ユーザーへの配慮を意識しよう
音にも気をつけよう
Flashは、視覚的な演出だけでなく、音も扱うことができます。ビジュアルと併せてエモーショナルな(情動に訴える)演出をする上で、音はとても効果的です。筆者の経験で、業務用音響機器(レコーディングスタジオやライブ会場で使うような音響機材)のWebサイトの制作ディレクションを請け負ったことがあるのですが、その際クライアントから、Flashを使ったナビゲーションメニューをどうしても採り入れたい、という要望がありました。
その理由ですが、メニューをFlashでインタラクティブに開く際に、デジタルミキサーのフェーダー(ボリューム調整つまみ)の動作音を効果音として出したい、という何ともマニアックなものでした。わかる人には、こういうギミックは「たまらない」のだそうで、これもエモーショナルなユーザーインターフェースの一例と言えるかもしれません(ただし、やりすぎは禁物ですが)。
このように音は、視覚的な演出をサポートし、よりエモーショナルにデザインする手段として、とても有効な場合があります。また、第2回(http://www.thinkit.co.jp/article/132/2/)の「コンバージョンに導く好例」で述べたように、ユーザー操作に対するフィードバックとして使っても効果的です。
ただし、音を扱う際には、次のことに注意する必要があります。
音を扱う上での留意事項
音を扱う上での留意事項は次の2つになります。
1つ目は、「無駄な音は使わない」です。
インターネットの黎明(れいめい)期(まだFlashがポピュラーではない時代)には、BGMが流れるWebページが多く存在しました。Flashを使ったWebサイトでも、クールな演出のために、ちょっとしたループ音をBGMとして流すケースが見られます。ユーザーのエモーションに訴えるために効果的な場合もあり、なかなか線引きは難しいところですが、あくまでもユーザーの目的達成の「手段」としてのWebサイトという観点で考えると、こういった音は往々にして無駄なだけのことが多いものです。さらに、ユーザーによっては、音そのものが邪魔になってしまう場合もあることに、留意するべきでしょう。
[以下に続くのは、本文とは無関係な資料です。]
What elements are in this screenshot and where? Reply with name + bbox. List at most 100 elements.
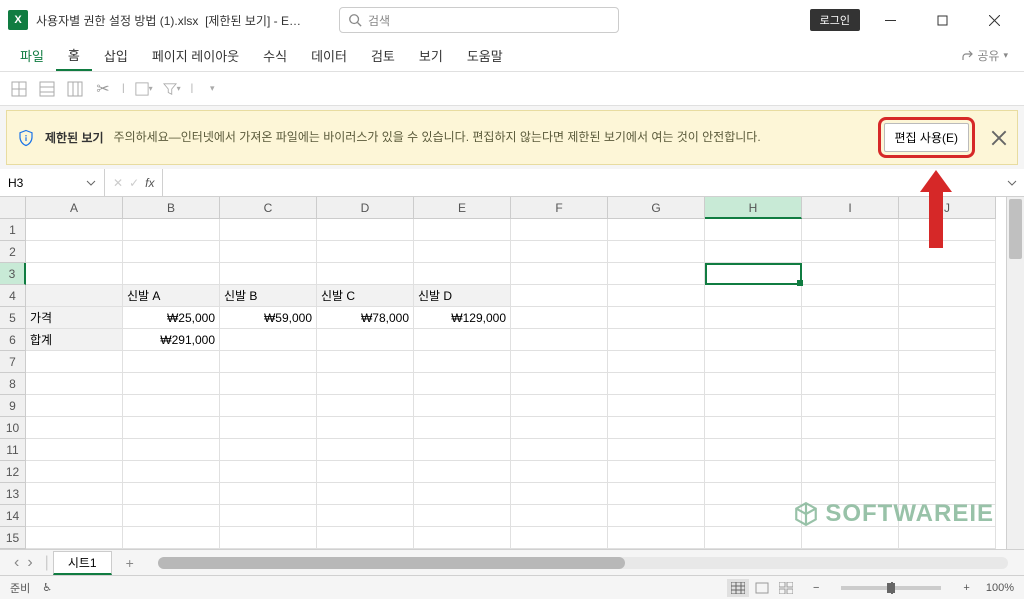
cell[interactable]	[608, 461, 705, 483]
row-header[interactable]: 5	[0, 307, 26, 329]
cell[interactable]	[317, 395, 414, 417]
cell[interactable]	[802, 373, 899, 395]
cell[interactable]	[26, 373, 123, 395]
row-header[interactable]: 11	[0, 439, 26, 461]
add-sheet-button[interactable]: +	[116, 555, 144, 571]
column-header[interactable]: F	[511, 197, 608, 219]
cell[interactable]	[899, 417, 996, 439]
cell[interactable]	[414, 241, 511, 263]
cell[interactable]	[608, 417, 705, 439]
cell[interactable]	[220, 329, 317, 351]
cell[interactable]	[123, 527, 220, 549]
cell[interactable]	[802, 307, 899, 329]
normal-view-button[interactable]	[727, 579, 749, 597]
cell[interactable]	[608, 219, 705, 241]
cell[interactable]	[705, 527, 802, 549]
row-header[interactable]: 1	[0, 219, 26, 241]
cell[interactable]	[26, 351, 123, 373]
row-header[interactable]: 3	[0, 263, 26, 285]
cell[interactable]	[899, 395, 996, 417]
cell[interactable]	[899, 461, 996, 483]
cell[interactable]	[26, 461, 123, 483]
cell[interactable]	[220, 263, 317, 285]
cell[interactable]	[899, 307, 996, 329]
cell[interactable]	[123, 241, 220, 263]
cell[interactable]	[899, 483, 996, 505]
cell[interactable]	[220, 483, 317, 505]
cell[interactable]	[317, 241, 414, 263]
cell[interactable]	[511, 395, 608, 417]
zoom-in-button[interactable]: +	[959, 582, 973, 594]
cell[interactable]	[802, 219, 899, 241]
cell[interactable]	[705, 219, 802, 241]
minimize-button[interactable]	[868, 5, 912, 35]
cell[interactable]	[705, 373, 802, 395]
column-header[interactable]: A	[26, 197, 123, 219]
cell[interactable]	[123, 395, 220, 417]
cell[interactable]: 신발 A	[123, 285, 220, 307]
row-header[interactable]: 7	[0, 351, 26, 373]
cell[interactable]	[608, 307, 705, 329]
zoom-level[interactable]: 100%	[986, 582, 1014, 594]
fx-icon[interactable]: fx	[145, 176, 154, 190]
cell[interactable]	[802, 329, 899, 351]
row-header[interactable]: 15	[0, 527, 26, 549]
cell[interactable]	[802, 505, 899, 527]
maximize-button[interactable]	[920, 5, 964, 35]
cell[interactable]	[899, 439, 996, 461]
cell[interactable]	[220, 527, 317, 549]
cell[interactable]	[608, 351, 705, 373]
cell[interactable]	[26, 483, 123, 505]
row-header[interactable]: 8	[0, 373, 26, 395]
cell[interactable]	[802, 439, 899, 461]
cell[interactable]	[123, 417, 220, 439]
row-header[interactable]: 14	[0, 505, 26, 527]
filter-icon[interactable]: ▾	[163, 80, 181, 98]
accessibility-icon[interactable]: ♿︎	[42, 581, 52, 594]
enter-icon[interactable]: ✓	[129, 176, 139, 190]
cell[interactable]	[123, 483, 220, 505]
cell[interactable]	[26, 395, 123, 417]
cell[interactable]	[802, 351, 899, 373]
cell[interactable]: 신발 B	[220, 285, 317, 307]
cell[interactable]	[26, 417, 123, 439]
cell[interactable]: 합계	[26, 329, 123, 351]
cell[interactable]	[123, 263, 220, 285]
cell[interactable]	[608, 483, 705, 505]
cell[interactable]	[220, 373, 317, 395]
cell[interactable]	[220, 439, 317, 461]
page-break-view-button[interactable]	[775, 579, 797, 597]
cell[interactable]	[802, 285, 899, 307]
cell[interactable]	[220, 417, 317, 439]
vertical-scrollbar[interactable]	[1006, 197, 1024, 549]
cell[interactable]	[608, 329, 705, 351]
zoom-slider[interactable]	[841, 586, 941, 590]
cell[interactable]	[705, 351, 802, 373]
cut-icon[interactable]: ✂	[94, 80, 112, 98]
cell[interactable]	[317, 527, 414, 549]
cell[interactable]	[705, 439, 802, 461]
share-button[interactable]: 공유 ▾	[953, 47, 1016, 64]
row-header[interactable]: 13	[0, 483, 26, 505]
cell[interactable]	[317, 417, 414, 439]
cell[interactable]	[802, 241, 899, 263]
cell[interactable]	[511, 483, 608, 505]
cell[interactable]	[414, 461, 511, 483]
close-icon[interactable]	[991, 130, 1007, 146]
cell[interactable]	[220, 351, 317, 373]
cell[interactable]	[608, 527, 705, 549]
cell[interactable]	[705, 263, 802, 285]
cell[interactable]	[26, 241, 123, 263]
cell[interactable]	[705, 483, 802, 505]
cell[interactable]	[414, 483, 511, 505]
row-header[interactable]: 9	[0, 395, 26, 417]
cell[interactable]	[317, 219, 414, 241]
cell[interactable]	[511, 219, 608, 241]
cell[interactable]	[220, 241, 317, 263]
formula-input[interactable]	[163, 169, 1000, 196]
cell[interactable]	[123, 373, 220, 395]
login-button[interactable]: 로그인	[810, 9, 860, 31]
cell[interactable]: ₩59,000	[220, 307, 317, 329]
cell[interactable]	[123, 351, 220, 373]
cell[interactable]	[511, 461, 608, 483]
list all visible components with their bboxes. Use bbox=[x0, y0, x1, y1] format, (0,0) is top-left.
例えば職場でWebサイトを閲覧する場合など、音が出てしまうとユーザーにとって不都合(周りに迷惑)な場合があります。また、視覚障がい(失視)のあるユーザーが音声ブラウザやスクリーンリーダーなどの支援技術を使ってコンテンツを読み上げようとする場合、読み上げの音声がFlashの音と重なってしまい、肝心な情報をユーザーが取得できなくなる、というリスクも考えられます。デフォルト(単にユーザーが当該Webページを開いただけで、特に何のアクションも起こしていない状態)では、音を出さないようにするのが賢明だと思います。
2つ目は、「音の制御は、ユーザーに主導権を与える」です。
上記で述べたようにデフォルトでは音を出さないようにすることに加え、音に関する制御は、操作するユーザー側に主導権を与えるようにしましょう。例えば、ユーザーが何らかのアクション(クリックやドラッグといったマウス操作など)を起こしたときに初めて音が出るようにする、ユーザー自身が自由にボリュームを調整したりミュート(消音)したりできるように操作要素をわかりやすく/操作しやすく明示する、といった配慮が必要です。